- Video shows the process behind Bill 576
- The Bill was written to help first responders stay as mentally fit as they are physically.
- There are hopes to have it signed into law early in the new year.
(The following is a transcription of the full broadcast story)
First responders across our state could be getting some help if a new bill that comes from right here in Door County gets passed. I'm your Door County neighborhood reporter, Katlyn Holt, with more on the bill and details if it becomes law in the new year.
"We want to make sure that our officers are not only physically healthy but mentally healthy," said Chief Deputy Patrick McCarty.
Door County Sheriff's Office Chief Deputy Patrick McCarty has been working on a bill to help first responders.
"In 2021, we brought some trainers to the Door County Sheriff's Office to train our Peer Support Team and at that point, I learned that there was no privilege protection for Peer Support Communications in Wisconsin," said Chief Deputy McCarty.
That’s when McCarty reached out to First Assembly District Representative Joel Kitchens and Kitchens authored bill 576.
"Our emergency response people, you know, EMTs, police, firefighters: they're exposed to so many traumatic events over the course of their careers, and very often they feel like they can't talk to anybody about it," said State Representative Kitchens.
The bill will require the Department of Justice to implement Peer Support Teams and Critical Incident Stress Management Services teams for law enforcement and emergency services across the state, helping responders remain as mentally healthy as they are physically.
"This allows them to have peer support, where they can talk to people that have been through similar situations and the big part of it is that it provides confidentiality, that they can talk to people and it's not going to be public," said State Representative Kitchens.

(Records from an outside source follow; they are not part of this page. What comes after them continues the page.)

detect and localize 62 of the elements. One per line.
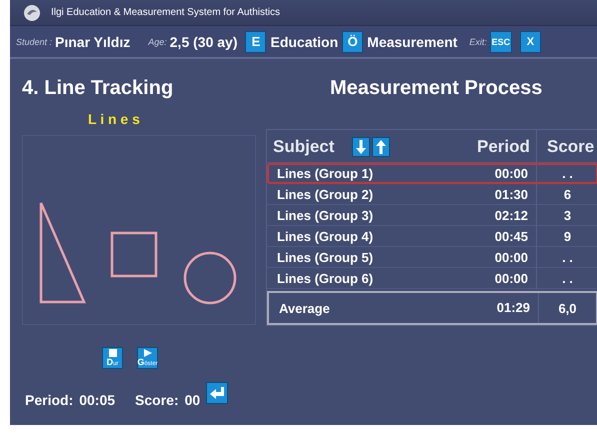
table-cell-text: Lines (Group 5)	[276, 250, 374, 265]
column-header: Score	[546, 136, 596, 156]
enter-arrow-icon	[209, 385, 226, 401]
student-name: Pınar Yıldız	[55, 34, 130, 50]
table-cell-text: 9	[562, 229, 572, 244]
table-cell-text: 3	[562, 208, 572, 223]
table-cell-text: 6,0	[557, 300, 578, 316]
table-cell: 01:30	[467, 184, 537, 205]
sort-descending-button[interactable]	[352, 136, 370, 156]
table-cell-text: Lines (Group 6)	[276, 271, 374, 286]
table-cell-text: . .	[561, 166, 574, 181]
table-row[interactable]: Lines (Group 4) 00:45 9	[267, 226, 597, 247]
table-cell: 00:45	[467, 226, 537, 247]
mode-key-button[interactable]: E	[245, 30, 266, 52]
mode-label[interactable]: Measurement	[367, 34, 458, 50]
table-row[interactable]: Lines (Group 5) 00:00 . .	[267, 247, 597, 268]
period-value: 00:05	[79, 392, 116, 408]
age-label: Age:	[148, 36, 167, 46]
table-row[interactable]: Lines (Group 2) 01:30 6	[267, 184, 597, 205]
escape-button[interactable]: ESC	[490, 30, 512, 52]
score-label: Score:	[135, 392, 179, 408]
column-header: Period	[467, 130, 537, 163]
activity-title: 4. Line Tracking	[22, 77, 174, 101]
table-cell-text: Average	[278, 300, 331, 316]
table-cell-text: Lines (Group 4)	[276, 229, 374, 244]
table-cell-text: 6	[562, 187, 572, 202]
activity-subtitle: L i n e s	[88, 111, 141, 127]
mode-key-button[interactable]: Ö	[342, 30, 364, 52]
exit-label: Exit:	[469, 36, 487, 46]
stop-button[interactable]: Dur	[102, 347, 123, 369]
down-arrow-icon	[356, 140, 366, 154]
student-label: Student :	[16, 36, 52, 46]
window-title: Ilgi Education & Measurement System for Authistics	[51, 7, 280, 18]
table-row[interactable]: Lines (Group 1) 00:00 . .	[267, 163, 597, 184]
table-cell: 00:00	[467, 163, 537, 184]
period-label: Period:	[25, 392, 74, 408]
table-row[interactable]: Lines (Group 6) 00:00 . .	[267, 268, 597, 289]
table-cell-text: Lines (Group 1)	[276, 166, 374, 181]
column-header: Subject	[273, 136, 334, 156]
table-cell-text: Lines (Group 3)	[276, 208, 374, 223]
age-value: 2,5 (30 ay)	[170, 34, 238, 50]
mode-label[interactable]: Education	[270, 34, 338, 50]
score-value: 00	[184, 392, 200, 408]
play-button[interactable]: Göster	[137, 347, 158, 369]
square-shape	[110, 232, 158, 278]
section-title: Measurement Process	[330, 77, 544, 101]
table-cell-text: . .	[561, 250, 574, 265]
sort-ascending-button[interactable]	[372, 136, 390, 156]
close-button[interactable]: X	[520, 30, 541, 52]
circle-shape	[184, 252, 236, 304]
table-cell: 00:00	[467, 268, 537, 289]
table-row[interactable]: Lines (Group 3) 02:12 3	[267, 205, 597, 226]
table-cell: 01:29	[469, 293, 539, 323]
app-logo-icon	[23, 4, 41, 22]
table-cell-text: Lines (Group 2)	[276, 187, 374, 202]
table-cell: 02:12	[467, 205, 537, 226]
up-arrow-icon	[376, 140, 386, 154]
enter-button[interactable]	[206, 382, 228, 404]
stop-icon	[108, 349, 116, 357]
play-icon	[144, 349, 152, 357]
table-cell: 00:00	[467, 247, 537, 268]
table-cell-text: . .	[561, 271, 574, 286]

Chief Deputy McCarty says it has been a long process but also an educational one.
He and State Representative Kitchens say they're proud to have a part in this bill and hopefully see it put into law to help so many people.
"In October, I testified in the assembly, and it passed in the assembly on a voice vote and then last week, I testified at a Senate committee meeting. So, we're optimistic that it will go in front of the full Senate in in early January and then go to the governor to be signed," said Chief Deputy McCarty.
State Representative Kitchens said he encourages constituents to reach out with their ideas to help the community.